Cuando le relaté la conversación, por unos instantes el rostro de mi madre volvió a ser como antes, esa cara asustada de campesina que tan familiar me resultaba desde la infancia.
—¡Ya ves! —dijo mirando a mi padre—. ¿Te lo había dicho o no?
—¡Qué más da! —Y rio—. Lo pasamos muy bien. Que la señora esa se vaya al cuerno.
—A ti no te preocupa —se lamentó ella—, pero al paso que voy perderé a todos mis clientes.
—¡Qué importa! —Mi padre interrumpió el afeitado y, tal como estaba, con el rostro enjabonado, se acercó a mi madre y la abrazó—. Ya falta poco para que no tengas que trabajar —dijo, y le cantó al oído con picardía:
Te compraré un cuarto lleno de espejos,
podrás mirarte de cerca y de lejos…
—¡Anda, quita, loco! —dijo mi madre y lo apartó, pero cuando me fui al cuarto oí que estaba cantando con él.
Sí, la buena mujer había perdido la cabeza. Si no cantaba, lloraba, y esto no es ninguna licencia poética. Cuando no la oía cantar en la cocina, después solía ver que tenía los ojos enrojecidos por el llanto. Primero pensé que también se inquietaba por lo mismo que yo, pero luego me di cuenta de que no. Ni mucho menos. Lo que la atormentaba eran los celos. Por enésima vez habría vuelto a descubrir algo.

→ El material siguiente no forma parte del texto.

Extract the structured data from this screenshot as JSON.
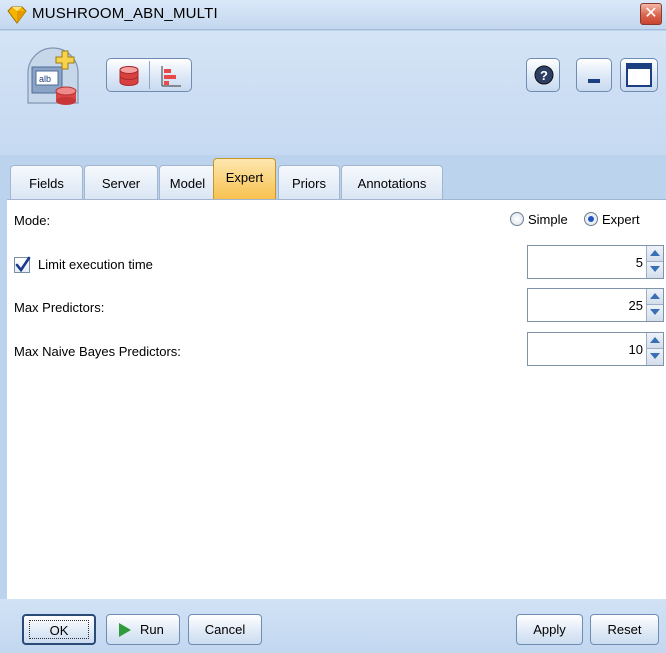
{
  "window": {
    "title": "MUSHROOM_ABN_MULTI",
    "close_label": "✕"
  },
  "toolbar": {
    "help_label": "?"
  },
  "tabs": [
    {
      "label": "Fields"
    },
    {
      "label": "Server"
    },
    {
      "label": "Model"
    },
    {
      "label": "Expert",
      "active": true
    },
    {
      "label": "Priors"
    },
    {
      "label": "Annotations"
    }
  ],
  "expert": {
    "mode_label": "Mode:",
    "mode_options": [
      {
        "label": "Simple",
        "selected": false
      },
      {
        "label": "Expert",
        "selected": true
      }
    ],
    "limit_execution_time": {
      "label": "Limit execution time",
      "checked": true,
      "value": "5"
    },
    "max_predictors": {
      "label": "Max Predictors:",
      "value": "25"
    },
    "max_naive_bayes_predictors": {
      "label": "Max Naive Bayes Predictors:",
      "value": "10"
    }
  },
  "buttons": {
    "ok": "OK",
    "run": "Run",
    "cancel": "Cancel",
    "apply": "Apply",
    "reset": "Reset"
  },
  "colors": {
    "active_tab": "#f8c24f",
    "chrome": "#c5d9f1",
    "run_icon": "#2f9b3a"
  }
}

Una tarde me despertaron sus lamentos. Estaba en la cocina con Mári. Sin duda se trataba de un asunto de faldas, porque la vecina la consolaba diciendo:
—De esta se cansará como se cansó de las demás. Solo te quiere a ti.
—Sí —sollozaba mi madre, amargada—. A mí. Y a todo el género femenino. A nadie más.

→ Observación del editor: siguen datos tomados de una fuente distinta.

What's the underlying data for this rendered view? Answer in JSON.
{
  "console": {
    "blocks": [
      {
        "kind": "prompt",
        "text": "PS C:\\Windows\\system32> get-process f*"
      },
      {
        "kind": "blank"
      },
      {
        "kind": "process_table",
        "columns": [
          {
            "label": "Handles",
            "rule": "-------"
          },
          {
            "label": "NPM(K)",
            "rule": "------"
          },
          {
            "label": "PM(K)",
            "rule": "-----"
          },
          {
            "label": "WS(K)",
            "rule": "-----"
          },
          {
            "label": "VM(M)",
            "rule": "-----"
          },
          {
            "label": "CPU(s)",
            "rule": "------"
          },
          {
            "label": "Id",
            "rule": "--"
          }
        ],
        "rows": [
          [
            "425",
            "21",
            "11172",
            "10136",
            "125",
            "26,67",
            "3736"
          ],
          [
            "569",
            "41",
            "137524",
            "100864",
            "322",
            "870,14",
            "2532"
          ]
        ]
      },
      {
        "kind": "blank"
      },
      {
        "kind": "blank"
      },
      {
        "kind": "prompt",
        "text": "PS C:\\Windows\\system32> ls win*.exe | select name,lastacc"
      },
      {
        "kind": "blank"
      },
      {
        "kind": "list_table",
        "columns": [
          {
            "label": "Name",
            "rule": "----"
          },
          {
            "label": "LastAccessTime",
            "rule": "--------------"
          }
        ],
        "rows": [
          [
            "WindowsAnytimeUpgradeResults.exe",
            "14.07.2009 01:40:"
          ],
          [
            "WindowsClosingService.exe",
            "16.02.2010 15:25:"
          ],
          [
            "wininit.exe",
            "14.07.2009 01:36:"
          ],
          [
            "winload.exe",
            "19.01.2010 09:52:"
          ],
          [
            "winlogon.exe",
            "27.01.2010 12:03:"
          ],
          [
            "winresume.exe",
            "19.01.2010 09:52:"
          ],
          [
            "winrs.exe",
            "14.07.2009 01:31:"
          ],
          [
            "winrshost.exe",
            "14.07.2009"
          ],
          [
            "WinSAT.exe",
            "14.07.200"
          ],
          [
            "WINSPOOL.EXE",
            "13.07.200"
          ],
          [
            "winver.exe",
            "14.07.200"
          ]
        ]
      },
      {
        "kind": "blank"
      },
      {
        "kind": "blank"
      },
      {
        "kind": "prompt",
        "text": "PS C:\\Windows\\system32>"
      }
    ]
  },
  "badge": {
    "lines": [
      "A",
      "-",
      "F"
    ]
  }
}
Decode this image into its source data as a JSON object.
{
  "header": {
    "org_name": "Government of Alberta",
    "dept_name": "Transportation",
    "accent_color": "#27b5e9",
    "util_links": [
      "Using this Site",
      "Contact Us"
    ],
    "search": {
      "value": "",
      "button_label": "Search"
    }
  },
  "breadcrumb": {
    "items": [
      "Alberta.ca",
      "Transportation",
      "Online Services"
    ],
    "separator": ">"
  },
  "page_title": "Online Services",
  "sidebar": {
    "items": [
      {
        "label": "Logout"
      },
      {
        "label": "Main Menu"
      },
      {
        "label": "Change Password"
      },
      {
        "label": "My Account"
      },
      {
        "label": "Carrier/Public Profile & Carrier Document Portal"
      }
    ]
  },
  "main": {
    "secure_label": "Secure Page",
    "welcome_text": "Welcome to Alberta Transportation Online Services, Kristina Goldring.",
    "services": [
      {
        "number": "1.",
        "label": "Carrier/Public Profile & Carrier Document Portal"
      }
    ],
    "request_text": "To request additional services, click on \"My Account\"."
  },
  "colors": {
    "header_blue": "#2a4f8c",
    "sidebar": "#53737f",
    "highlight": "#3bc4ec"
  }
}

Se notaba en su voz que no se lo creía. Y eso que había mucha verdad en ello, por fortuna no sabía cuánta. A veces me daba la impresión de que mi padre estaba literalmente enamorado de todo el género femenino, y además con tanta pasión como la que sienten otros hombres por una sola mujer. Era incapaz de pasar junto a una mujer sin establecer ningún contacto físico con ella, por leve que fuera. Si no había otro modo, usaba el pretexto de un apretón de manos para dejar caer una caricia, pero también las toqueteaba en otras partes del cuerpo, y ni siquiera en mi presencia podía contenerse. Lo curioso era que no solo le interesaban las chicas bellas y jóvenes. Llegué a verle con una mujer a la que, con la salvedad de mi padre, seguramente nadie habría cortejado. Daba igual que fuera muy vieja o muy joven: con tal de que llevara falda, Miguelindo sentía curiosidad por saber qué se escondía debajo. También es verdad que no tenía que esforzarse mucho, pues las mujeres se derretían por él.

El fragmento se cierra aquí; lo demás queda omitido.